JP On Gaming

Tuesday, July 19, 2011

Campaign Fail: A tale of Dragonlance

This week I had two conversations about the same thing with two completely different people. The question dealt with how players should feel when confronted with a situation. One conversation dealt with the death of a PC. The villain kills (or does something really bad to) a PC and escapes, saddened by their fellow PC’s death, the party recruits a new member and goes after the villain. The other conversation dealt with an author who had written a story and had the PCs evolve through that story. She became frustrated because the PCs kept getting off-track because they would not do what she wanted them to do.

Although both situations have something in common, both expect and assume for the PCs will behave or think a certain way when faced with a situation. That is the BIGGEST mistake you can do.

I can talk… I’ve done this for YEARS. Trying to force a group into what I wanted them to do. I’m guilty.
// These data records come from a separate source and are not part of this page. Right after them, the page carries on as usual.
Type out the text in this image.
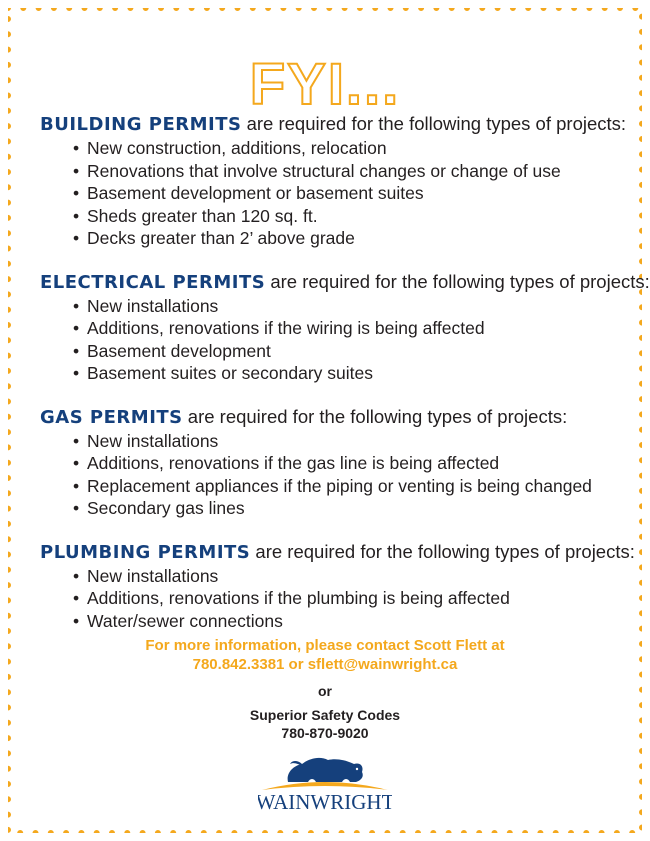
FYI...
BUILDING PERMITS are required for the following types of projects:
• New construction, additions, relocation
• Renovations that involve structural changes or change of use
• Basement development or basement suites
• Sheds greater than 120 sq. ft.
• Decks greater than 2’ above grade
ELECTRICAL PERMITS are required for the following types of projects:
• New installations
• Additions, renovations if the wiring is being affected
• Basement development
• Basement suites or secondary suites
GAS PERMITS are required for the following types of projects:
• New installations
• Additions, renovations if the gas line is being affected
• Replacement appliances if the piping or venting is being changed
• Secondary gas lines
PLUMBING PERMITS are required for the following types of projects:
• New installations
• Additions, renovations if the plumbing is being affected
• Water/sewer connections
For more information, please contact Scott Flett at
780.842.3381 or sflett@wainwright.ca
or
Superior Safety Codes
780-870-9020
WAINWRIGHT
Many times. I’m also guilty of doing it as a player a few times. Take a plot and run through left field at top speed.

Let me take you back to a time when I was a terrible GM and an inexperienced teen wanting to play and run adventures. I’m talking the EARLY 1990s here. I wouldn’t write in those days and what I did write what a flaming bag of… magic missiles. Sure I could improvise or add and modify existing stuff but coming up with some good stuff from scratch… Yeeach. No.

I tried to force plot-hook a party through the Dragonlance series… they thought that leaving the poor people behind them was a great idea because it gave the villains something to munch on while they escaped. In spite of my incessant prodding of Guys, this is HEROIC fantasy. You are supposed to be heroes! and getting Screw the heroism! I need gold to buy my full plate +3 and these refugees have nothing to pay us for our troubles! Then I would ask (aka beg) for them to try and follow the plot, but all they wanted was gold.

So I would come up with different story twists to get their character interested: a peasant promised to tell them where he knew of a secret stash of elven gold (the poor man was beaten by hobgoblins and forced to reveal what he knew before they would heal him). This woman promised them a platinum bracelet when they would reach safety (a few pickpocket rolls later, she had nothing to offer them).

Obviously it did not work as I wanted. I came up with a number of mini encounters designed to try and get the PCs to care for anything. While some did take a liking to some NPCs, overall they only wanted to take their girlfriends and leave. I tried side-quests, massive slaughters of civilians, which they liked because it meant they had to babysit fewer “dead weights”.

I was completely pissed off. Here I had a great story for them to play, a story that would elevate their characters from simple sellsword to the status of heroes (which they asked me to do). And all they could do was to see how bad they could screw the story up. Let the refugees die at the hands of the Dragonlords. Stealing whatever valuable they could find among these poor people. Threaten them to extort money. Try to flee as fast as they could to avoid taking any damage. I would generally call the games shorts because I couldn’t take anymore.

Whatever I would think of, it became their game to destroy whatever plan I have. Seeing me get angry or completely discouraged was the highlight of the game for them.

After a week or two of trying and thinking of what I now think were cleaver idea to get the plot back on-track and the PCs on-board. Mini-side-quests, encounters and adventures to add to the campaign, a lot of fun stuff but still they just wouldn’t take the hint.

You know what I realized since then?

It does not work.

If they don’t want what you offer, then it won’t work.

All you end up with is an angry GM, frustrated players, and a bad taste in everyone’s mouth. Sure there might be laughs – frequently as the GMs groans as another one of his ploy fails. The GM feels his preparation time was wasted, the players that they constantly have to be railroaded into doing something their character has no intention of doing.

So what did I really do wrong? What caused that fail?

I tried to tell them how to feel.

I tried to tell them how to think.

Enough for now… More later.



  1. Now, my only exposure to DL is through the sourcebooks for D&D. Never read any of the novels. But it sounds like a classic disconnect between the game the DM wants and what the players want, and no attempt was made before or during to bridge that (huge) expectation gap. As you say, a common problem among new DMs, lack of communication.

  2. The "Dragonlance Classics" series of adventures were exactly what was in the novels. My players (and I) never read the novels, so it was cool. It really was a few guys who could never find it among themselves to help anyone or anything...
    I won't be too critical because it helped to make me a ruthless, cruel and generally evil GM.